If I hadn’t been able to get my occupational license, it would’ve forced me to go on welfare. I wouldn’t be able to support my family and I would’ve lost everything I have. So, it not only affects people’s ability to drive, but it also makes it where you can’t afford to live. If you can’t get anywhere, because really, the jobs that I could get to close-by would make less than what it would cost for me to live in my apartment—and I live in a cheap apartment. There’s no way to pay the cost of living here if you’re not able to drive.

Kelly C.

I had a friend who got a ticket for driving without proof of insurance. He had insurance, but didn’t have the proof with him. He forgot about the ticket and then realized he hadn’t taken care of it. He just paid the ticket instead of providing proof that he had insurance at the time of the ticket. Then he got hit with the DRP fees. He can PROVE that he had insurance at the time, but that doesn’t matter now.

Then the state offered an amnesty program to help people who couldn’t afford the fees. But he has a job, so he doesn’t qualify.

Kimberly M.

I have been pounded with relentless surcharges which have led to a suspended license. I have 2 small children, so I don’t get to take them fun places like museums or even out to eat because I have lost my privilege to drive. I paid my tickets so I don’t see why I am still being penalized for old offenses. My children are suffering. My marriage is suffering. My quality of life has been dramatically lowered.

I am living week to week like a lot of Texans are and I just can’t afford $200 a month for the next 3 years.

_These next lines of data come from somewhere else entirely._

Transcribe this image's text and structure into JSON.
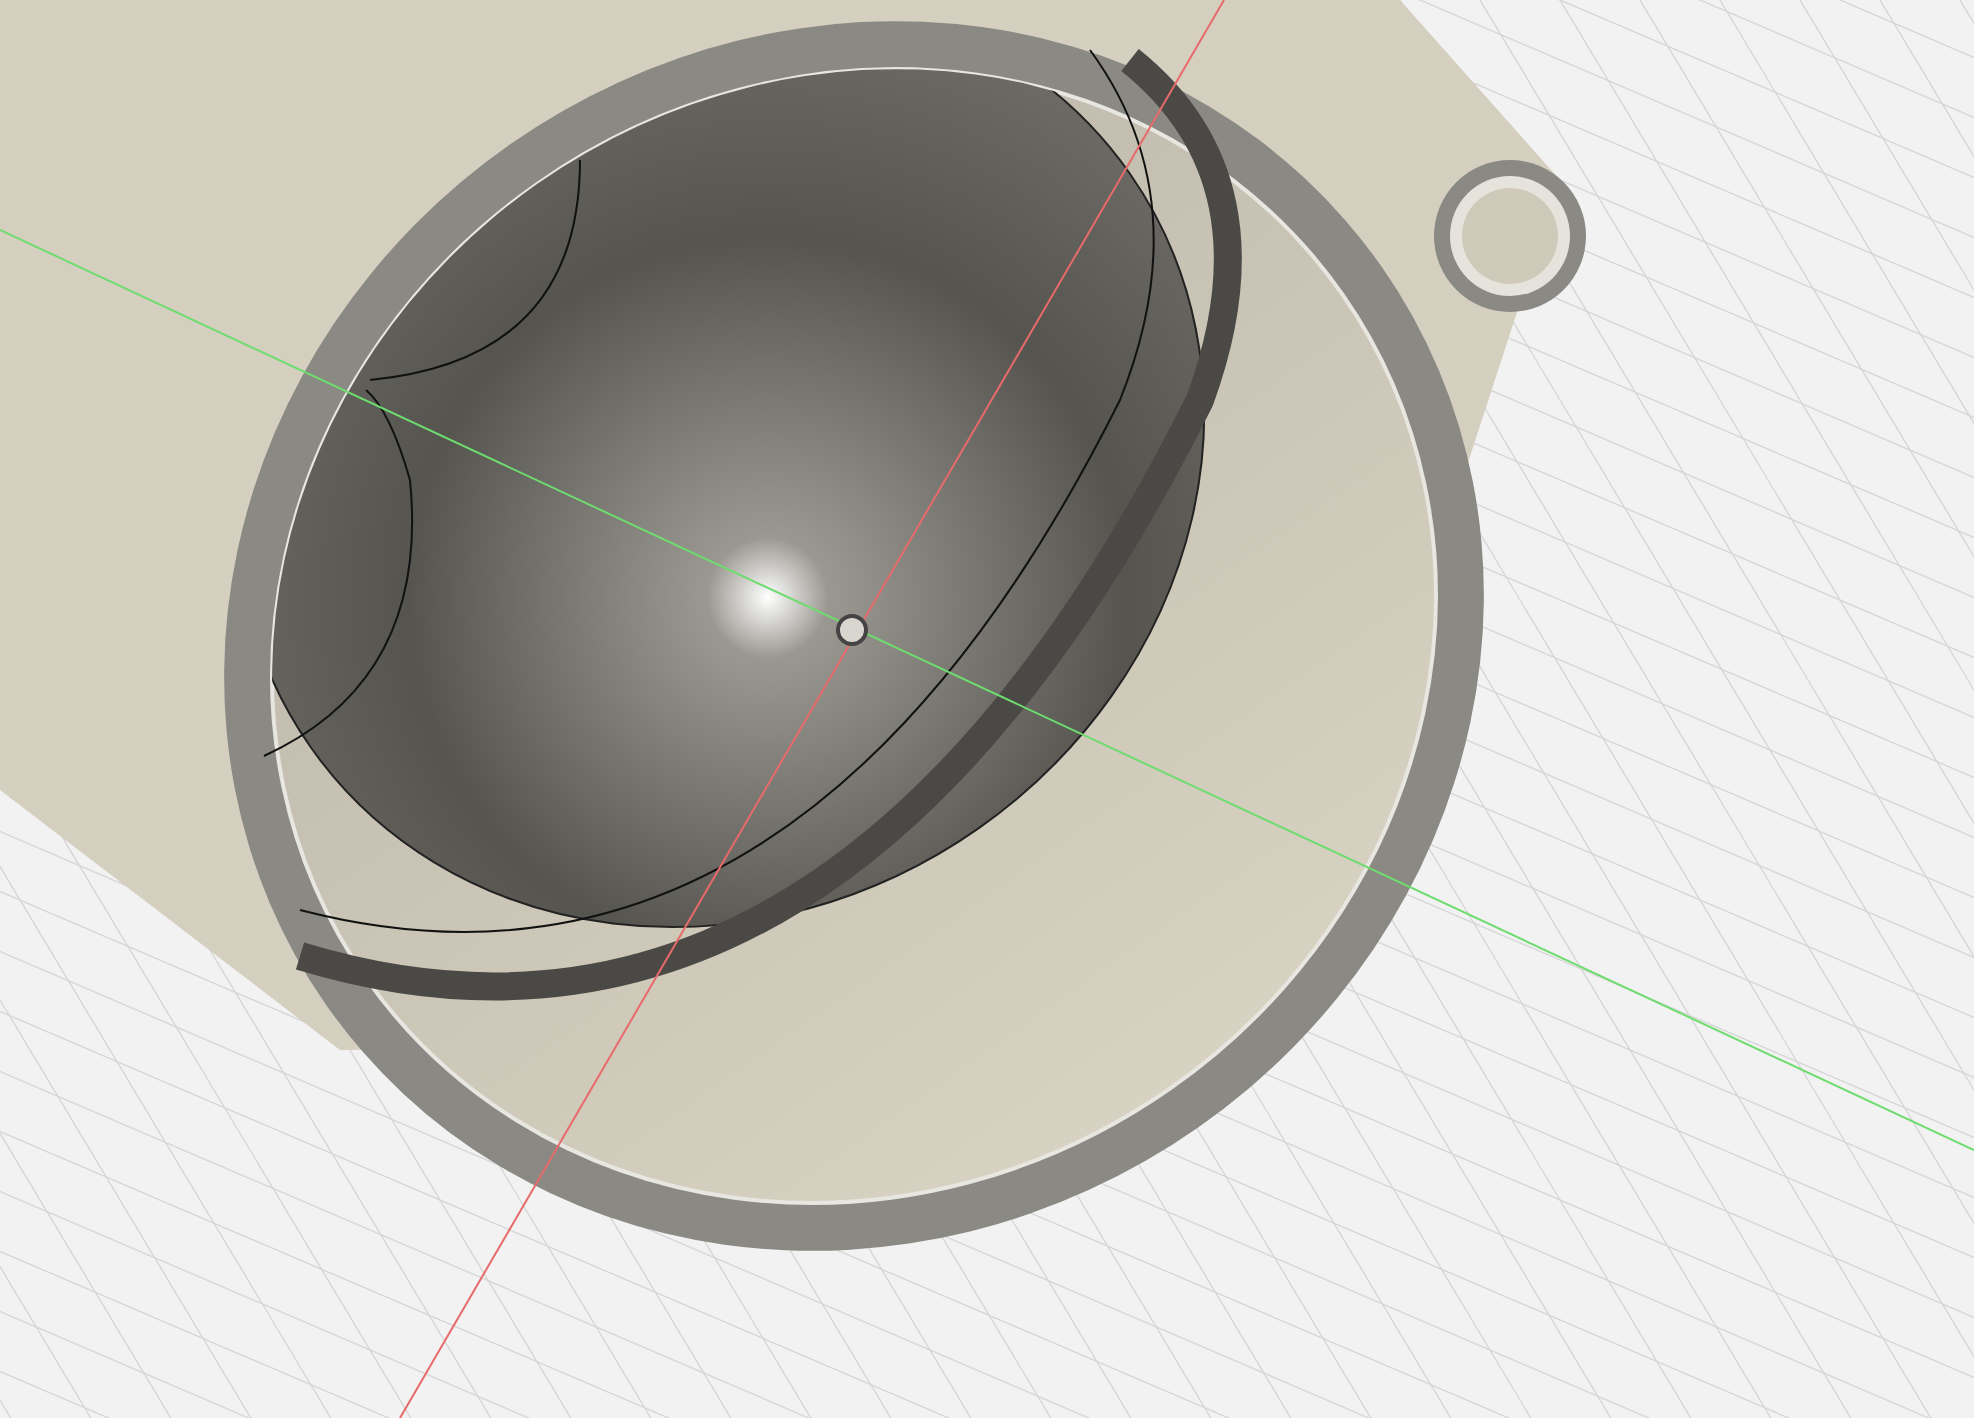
{
  "viewport": {
    "grid": true,
    "axes": true
  }
}
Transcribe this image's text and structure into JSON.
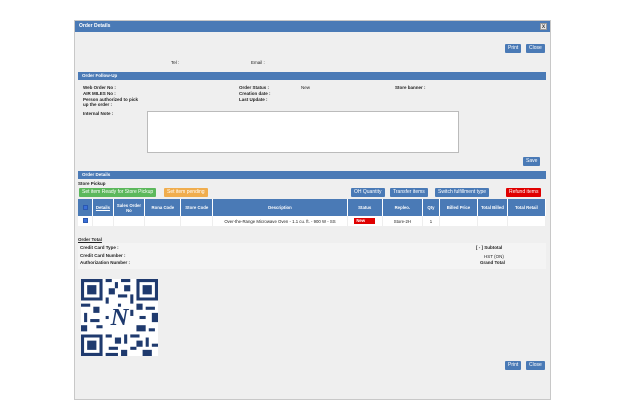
{
  "window": {
    "title": "Order Details",
    "close_glyph": "x"
  },
  "top_buttons": {
    "print": "Print",
    "close": "Close"
  },
  "bottom_buttons": {
    "print": "Print",
    "close": "Close"
  },
  "contact": {
    "tel_label": "Tel :",
    "email_label": "Email :"
  },
  "followup": {
    "section_title": "Order Follow-Up",
    "web_order_no": "Web Order No :",
    "air_miles_no": "AIR MILES No :",
    "authorized_person": "Person authorized to pick up the order :",
    "internal_note": "Internal Note :",
    "order_status_label": "Order Status :",
    "order_status_value": "New",
    "creation_date": "Creation date :",
    "last_update": "Last Update :",
    "store_banner": "Store banner :",
    "save": "Save"
  },
  "details": {
    "section_title": "Order Details",
    "store_pickup": "Store Pickup",
    "btn_ready": "Set item Ready for Store Pickup",
    "btn_pending": "Set item pending",
    "btn_oh_qty": "OH Quantity",
    "btn_transfer": "Transfer items",
    "btn_switch": "Switch fulfillment type",
    "btn_refund": "Refund items",
    "columns": {
      "check": "✔",
      "details": "Details",
      "sales_order": "Sales Order No",
      "rona_code": "Rona Code",
      "store_code": "Store Code",
      "description": "Description",
      "status": "Status",
      "repleo": "Repleo.",
      "qty": "Qty",
      "billed_price": "Billed Price",
      "total_billed": "Total Billed",
      "total_retail": "Total Retail"
    },
    "rows": [
      {
        "description": "Over-the-Range Microwave Oven - 1.1 cu. ft. - 900 W - SS",
        "status": "New",
        "repleo": "Store-2H",
        "qty": "1"
      }
    ]
  },
  "total": {
    "title": "Order Total",
    "credit_card_type": "Credit Card Type :",
    "credit_card_number": "Credit Card Number :",
    "authorization_number": "Authorization Number :",
    "subtotal": "[ - ] Subtotal",
    "hst": "HST (ON)",
    "grand_total": "Grand Total"
  },
  "qr": {
    "icon": "qr-code-icon",
    "center_glyph": "N"
  },
  "colors": {
    "accent": "#4a7ab6",
    "green": "#5cb85c",
    "orange": "#f0ad4e",
    "red": "#e00000"
  }
}
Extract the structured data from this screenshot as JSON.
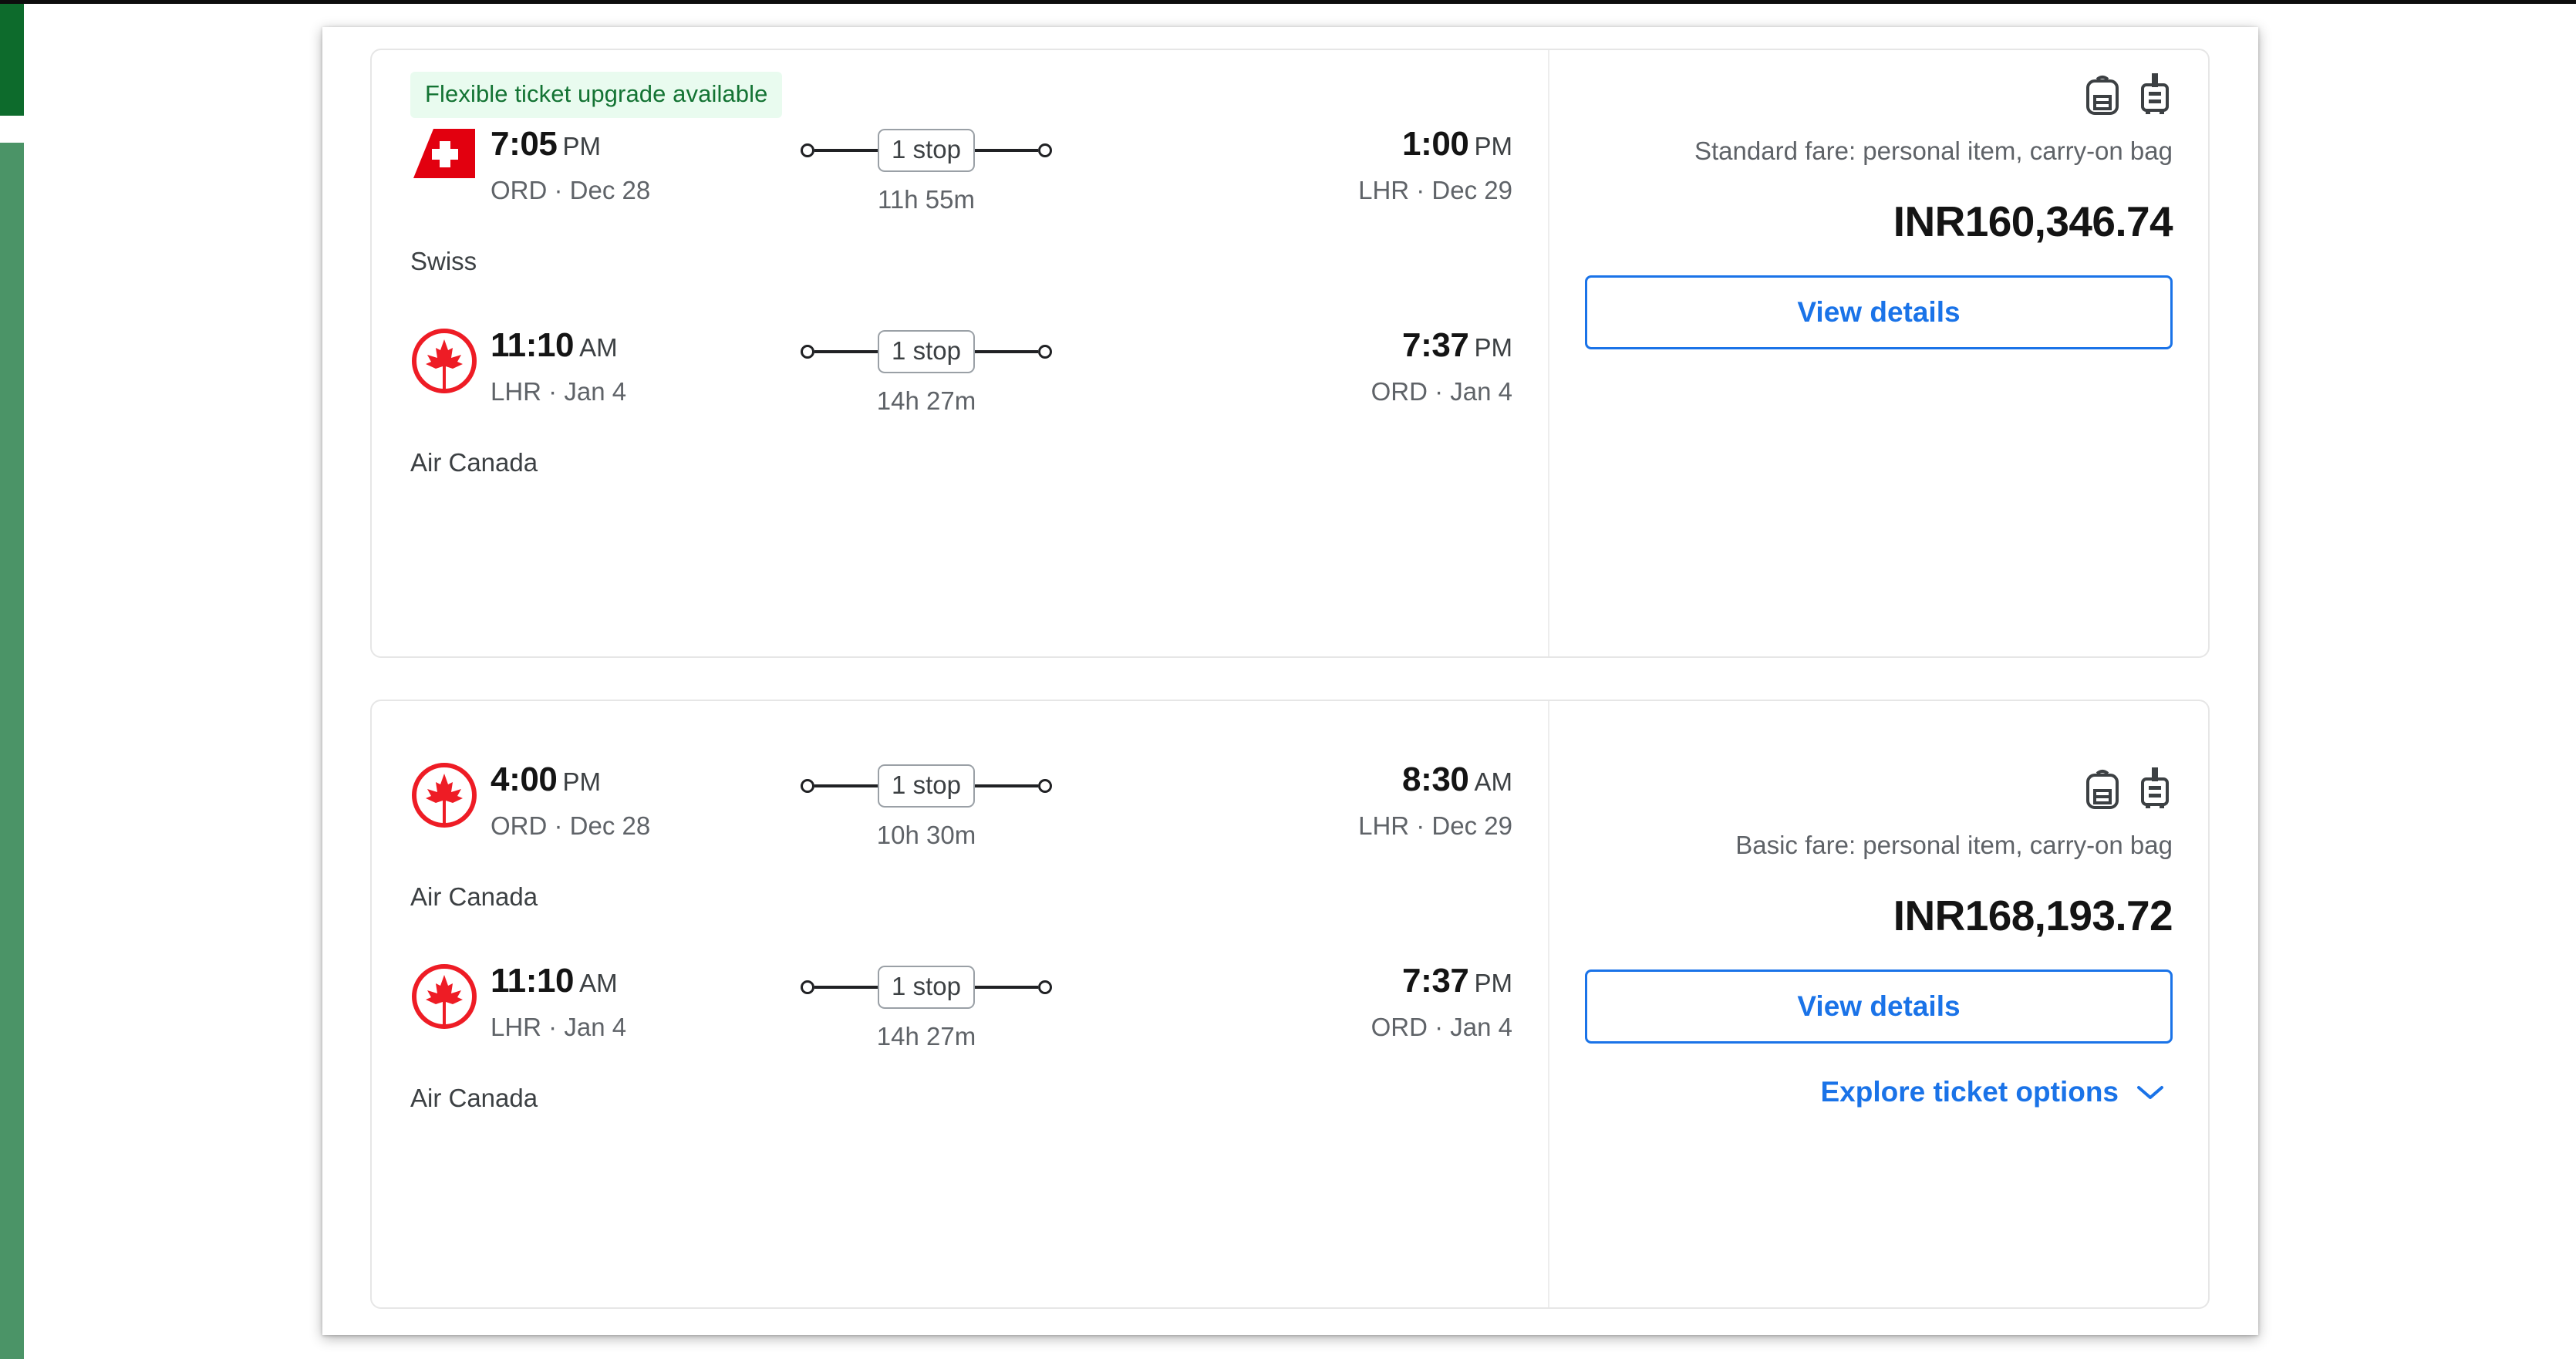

It literally would mean me having to make a choice between paying a light bill and paying MSB. I’ve applied for Indigency and incentive programs but because we aren’t on welfare and make a few hundred more than poverty levels, I don’t get to have reduced surcharges.

Why should my children have to miss out on fun memories because mommy can’t afford to pay unconstitutional fines???

Thank you!

Renato D.

At a tough time for Texas families, it is truly cruel to deprive them of a chance to earn a livelihood by stripping them of their driver’s license. This puts them at risk of further fines and criminalizes struggling families.

Samantha S.

It seems like Texas has sold our debt, has sold the enforcement of the law that they’ve made to a private company, which doesn’t seem right to me. They have no particular reason to treat us fairly because all they want is money. So it puts you in the position of a debtor, it puts you in the position of essentially having to deal with a collections bureau because that’s all they are. They’re not interested in helping, they’re not interested in you being able to drive, they don’t care, frankly, whether you get notices or not because as long as they get their money, it doesn’t matter to them. And Texas is able to wash their hands clean of it because they’re not the ones who are having to deal with it.